A drug user who had a £6,400 “cannabis factory” at his Burnley home helped himself to almost £5,000 of electricity to grow it, a court heard.
The town’s magistrates were told how Robert Hepworth (47) was cultivating 16 plants, using six transformers and nine industrial bulbs, as well as having by-passed his electricity meter. The “naive” defendant let officers in to have a look.
Hepworth claimed the drugs would be for his own use - although he only took cannabis once a week.
The defendant, of Clifton Street, Burnley, admitted producing cannabis and abstracting £4,824 worth of electricity on February 1. Hepworth, who is unemployed, received a 12 month community order, with 100 hours unpaid work and must pay £85 costs and a £60 victim surcharge.
Bench chairman Neil Tranmer told the defendant, who had no previous convictions: “We do accept the prosecution view there may be a significant role because you were clearly understanding the operations involved in producing this cannabis.”
Prosecutor Mrs Alex Mann told the hearing police went round to the defendant’s house on an unrelated inquiry and could smell cannabis. She said: “They go inside and found what they describe as a cannabis factory.”

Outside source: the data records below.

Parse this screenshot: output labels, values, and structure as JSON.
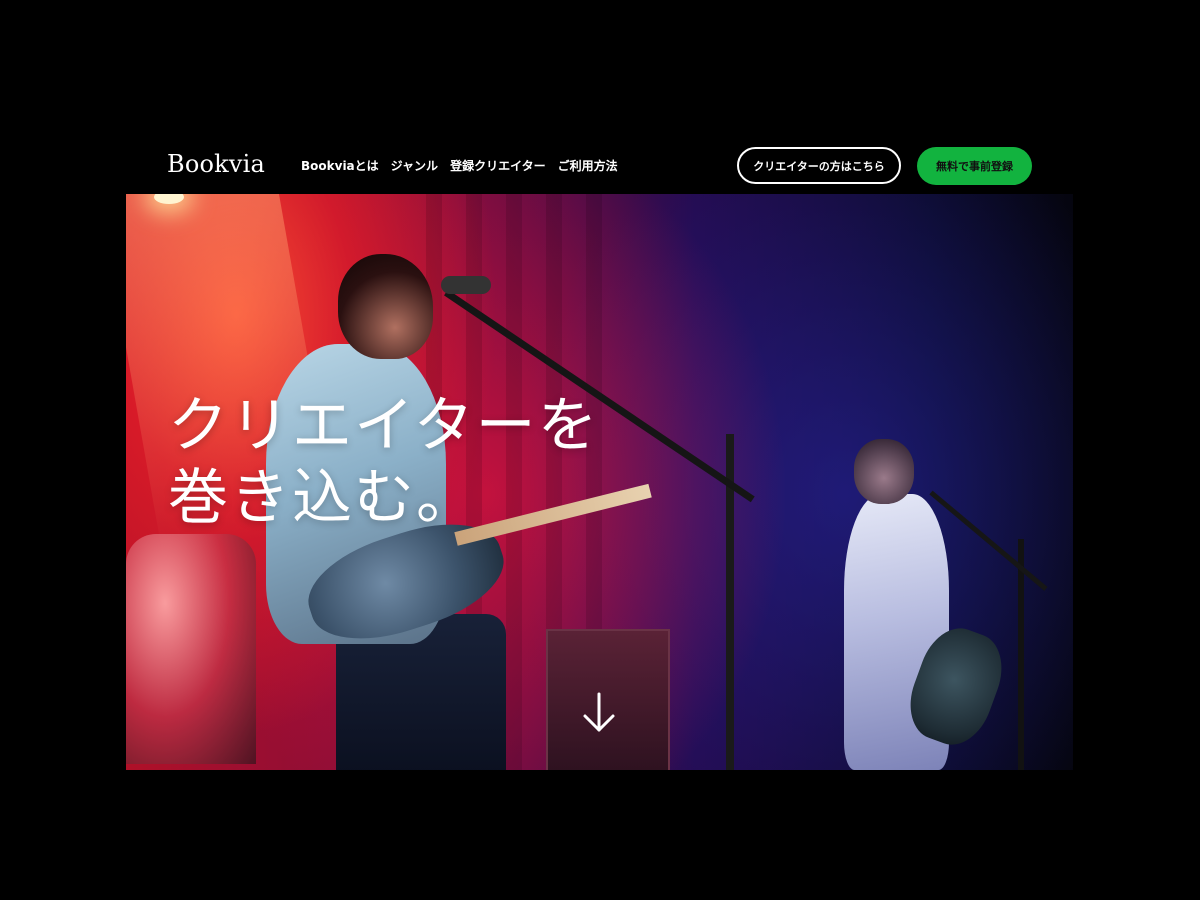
{
  "header": {
    "logo": "Bookvia",
    "nav": [
      {
        "label": "Bookviaとは"
      },
      {
        "label": "ジャンル"
      },
      {
        "label": "登録クリエイター"
      },
      {
        "label": "ご利用方法"
      }
    ],
    "creator_button": "クリエイターの方はこちら",
    "register_button": "無料で事前登録"
  },
  "hero": {
    "headline_line1": "クリエイターを",
    "headline_line2": "巻き込む。",
    "scroll_icon": "arrow-down-icon"
  },
  "colors": {
    "page_background": "#000000",
    "accent_green": "#12b33f",
    "text_white": "#ffffff"
  }
}
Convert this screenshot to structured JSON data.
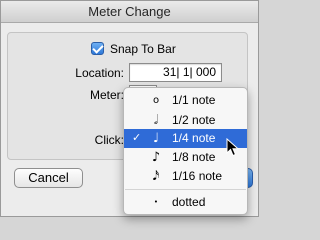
{
  "dialog": {
    "title": "Meter Change",
    "snap_label": "Snap To Bar",
    "snap_checked": true,
    "location_label": "Location:",
    "location_value": "31| 1| 000",
    "meter_label": "Meter:",
    "meter_value": "",
    "click_label": "Click:",
    "cancel_label": "Cancel"
  },
  "menu": {
    "items": [
      {
        "icon": "whole-note-icon",
        "glyph": "𝅝",
        "label": "1/1 note",
        "checked": false
      },
      {
        "icon": "half-note-icon",
        "glyph": "♩",
        "label": "1/2 note",
        "checked": false
      },
      {
        "icon": "quarter-note-icon",
        "glyph": "♩",
        "label": "1/4 note",
        "checked": true
      },
      {
        "icon": "eighth-note-icon",
        "glyph": "♪",
        "label": "1/8 note",
        "checked": false
      },
      {
        "icon": "sixteenth-note-icon",
        "glyph": "♬",
        "label": "1/16 note",
        "checked": false
      }
    ],
    "dotted": {
      "icon": "dot-icon",
      "glyph": "•",
      "label": "dotted"
    },
    "check_glyph": "✓"
  },
  "colors": {
    "accent": "#2f6bd7"
  }
}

She added the police reported if the drugs were bring grown for sale, 640 grams would be cropped and the cannabis would be worth £6,400.
Mr Nick Cassidy, in mitigation, said Hepworth was quite naive and invited the police in to have a look. He continued: “There is absolutely no telephone evidence to suggest this defendant was involved in drug dealing or anything of that nature. There was no cash or dealer’s list.”
The solicitor continued: “The defendant’s recollection is that there were 10 plants. There is no evidence this was a large scale commercial operation. This is consistent with small scale production or cultivation for personal use.”
Mr Cassidy said Hepworth had lived at the property for six years, many months ago was shown how to by-pass the meter and had benefitted from it. He went on: “There is no surrounding evidence to back up the police’s view in relation to this defendant.” The solicitor added the defendant was paying the money back to the electricity provider.